Texas Tech University researchers recently used prehistoric amber to test theories of glasses. The study tested the thermal, mechanical, and flow properties of 20 million-year-old Dominican amber glass. The researchers found that the density of the amber after 20 million years of aging is just roughly 2% more than the same amber that had been heated past its glass transition temperature and then rapidly cooled, a process referred to as thermal rejuvenation.
Nanofibers—polymer filaments only a couple of hundred nanometers in diameter—have a huge range of potential applications, from solar cells to water filtration to fuel cells. But so far, their high cost of manufacture has relegated them to just a few niche industries. MIT researchers describe a new technique for producing nanofibers that increases the rate of production fourfold while reducing energy consumption by more than 90%, holding out the prospect of cheap, efficient nanofiber production.
Take gold spirals about the size of a dime…and shrink them down about six million times. The result is the world’s smallest continuous spirals: “nano-spirals” with unique optical properties that would be almost impossible to counterfeit if they were added to identity cards, currency, and other important objects. Students and faculty at Vanderbilt University fabricated these tiny Archimedes’ spirals and characterized their optical properties.

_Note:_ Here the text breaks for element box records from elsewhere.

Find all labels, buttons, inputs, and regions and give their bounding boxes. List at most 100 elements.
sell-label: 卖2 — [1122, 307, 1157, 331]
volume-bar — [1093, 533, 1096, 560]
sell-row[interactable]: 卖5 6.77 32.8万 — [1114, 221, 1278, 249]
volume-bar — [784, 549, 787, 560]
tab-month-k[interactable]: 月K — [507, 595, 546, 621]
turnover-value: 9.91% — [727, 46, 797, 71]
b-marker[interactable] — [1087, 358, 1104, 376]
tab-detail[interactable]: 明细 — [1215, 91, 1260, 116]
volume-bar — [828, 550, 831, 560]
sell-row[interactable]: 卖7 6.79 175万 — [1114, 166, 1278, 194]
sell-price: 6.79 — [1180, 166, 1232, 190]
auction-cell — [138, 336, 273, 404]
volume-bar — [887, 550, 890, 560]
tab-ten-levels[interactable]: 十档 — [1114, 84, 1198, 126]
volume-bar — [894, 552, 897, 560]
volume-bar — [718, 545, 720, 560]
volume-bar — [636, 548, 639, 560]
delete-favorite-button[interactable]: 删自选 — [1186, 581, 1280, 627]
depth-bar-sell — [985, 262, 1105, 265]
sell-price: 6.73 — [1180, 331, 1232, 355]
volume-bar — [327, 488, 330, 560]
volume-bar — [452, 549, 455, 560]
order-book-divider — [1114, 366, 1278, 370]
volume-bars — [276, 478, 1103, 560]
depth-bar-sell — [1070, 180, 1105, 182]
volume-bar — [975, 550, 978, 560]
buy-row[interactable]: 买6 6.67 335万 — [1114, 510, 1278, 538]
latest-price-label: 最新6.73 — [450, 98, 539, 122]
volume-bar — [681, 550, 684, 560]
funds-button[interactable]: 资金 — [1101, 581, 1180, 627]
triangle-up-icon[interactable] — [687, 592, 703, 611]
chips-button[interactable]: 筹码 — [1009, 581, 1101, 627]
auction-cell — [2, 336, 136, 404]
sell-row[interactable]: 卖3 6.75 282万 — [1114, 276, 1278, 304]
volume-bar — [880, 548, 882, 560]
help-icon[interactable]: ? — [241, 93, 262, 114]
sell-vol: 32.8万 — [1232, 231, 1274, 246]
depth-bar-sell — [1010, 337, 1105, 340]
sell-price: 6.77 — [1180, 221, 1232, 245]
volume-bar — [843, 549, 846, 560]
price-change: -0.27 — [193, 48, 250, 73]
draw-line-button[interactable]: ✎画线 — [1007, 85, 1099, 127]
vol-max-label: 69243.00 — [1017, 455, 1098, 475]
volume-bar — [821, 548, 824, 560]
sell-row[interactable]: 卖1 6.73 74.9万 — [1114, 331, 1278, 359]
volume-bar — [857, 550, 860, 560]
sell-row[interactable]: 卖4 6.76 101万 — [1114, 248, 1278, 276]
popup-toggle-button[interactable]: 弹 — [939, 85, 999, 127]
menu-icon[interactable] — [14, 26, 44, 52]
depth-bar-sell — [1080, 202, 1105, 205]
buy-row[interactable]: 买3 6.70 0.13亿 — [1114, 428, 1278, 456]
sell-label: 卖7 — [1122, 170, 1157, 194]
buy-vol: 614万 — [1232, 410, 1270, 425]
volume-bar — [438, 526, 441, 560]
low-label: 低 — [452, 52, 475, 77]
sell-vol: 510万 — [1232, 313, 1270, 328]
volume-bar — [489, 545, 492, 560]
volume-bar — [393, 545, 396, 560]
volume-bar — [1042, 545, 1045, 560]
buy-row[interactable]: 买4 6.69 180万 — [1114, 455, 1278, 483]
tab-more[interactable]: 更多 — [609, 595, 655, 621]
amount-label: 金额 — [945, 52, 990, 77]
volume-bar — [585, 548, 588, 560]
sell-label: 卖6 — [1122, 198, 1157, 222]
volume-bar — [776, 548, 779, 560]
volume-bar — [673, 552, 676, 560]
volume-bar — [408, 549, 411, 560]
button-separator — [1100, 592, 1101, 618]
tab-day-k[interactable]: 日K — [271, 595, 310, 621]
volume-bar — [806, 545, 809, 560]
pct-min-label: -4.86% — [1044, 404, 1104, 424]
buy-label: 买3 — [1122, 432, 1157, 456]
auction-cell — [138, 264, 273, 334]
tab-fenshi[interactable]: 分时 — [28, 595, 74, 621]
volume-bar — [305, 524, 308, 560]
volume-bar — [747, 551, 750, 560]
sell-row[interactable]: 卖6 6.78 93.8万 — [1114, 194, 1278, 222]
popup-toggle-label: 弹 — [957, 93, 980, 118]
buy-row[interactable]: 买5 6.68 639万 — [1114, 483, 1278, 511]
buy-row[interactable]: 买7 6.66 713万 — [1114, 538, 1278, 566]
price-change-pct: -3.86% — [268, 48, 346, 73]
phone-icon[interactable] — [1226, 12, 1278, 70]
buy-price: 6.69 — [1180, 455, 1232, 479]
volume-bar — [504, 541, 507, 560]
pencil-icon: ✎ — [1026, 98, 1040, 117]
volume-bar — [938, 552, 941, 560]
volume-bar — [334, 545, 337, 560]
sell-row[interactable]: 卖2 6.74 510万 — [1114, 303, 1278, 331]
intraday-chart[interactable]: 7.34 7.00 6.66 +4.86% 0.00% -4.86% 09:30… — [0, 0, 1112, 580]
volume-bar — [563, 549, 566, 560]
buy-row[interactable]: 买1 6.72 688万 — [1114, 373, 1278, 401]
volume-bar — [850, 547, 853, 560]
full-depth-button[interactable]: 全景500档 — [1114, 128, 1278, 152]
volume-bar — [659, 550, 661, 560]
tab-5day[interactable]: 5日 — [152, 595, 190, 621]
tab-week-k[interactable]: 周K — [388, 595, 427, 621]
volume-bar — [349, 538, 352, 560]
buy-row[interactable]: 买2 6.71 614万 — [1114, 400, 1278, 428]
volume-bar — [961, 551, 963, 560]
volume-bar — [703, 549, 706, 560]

Material scientists at ETH Zurich and the Max Planck Institute have developed a new type of carbon dioxide sensor that is smaller, has a simpler construction, and requires less energy than existing sensors. The new sensor consists of a recently developed composite material that interacts with carbon dioxide molecules and changes its conductivity depending on carbon dioxide concentration. The basis of the composite is a polymer ionic liquids.
A team of physicists from the University of Pittsburgh, the University of Wisconsin-Madison, and the U.S. Naval Research Laboratory has discovered electron pairing in strontium titanate far above the superconducting transition temperature. The phase is a long-postulated state of matter in which electrons form pairs that do not condense into a superconducting phase.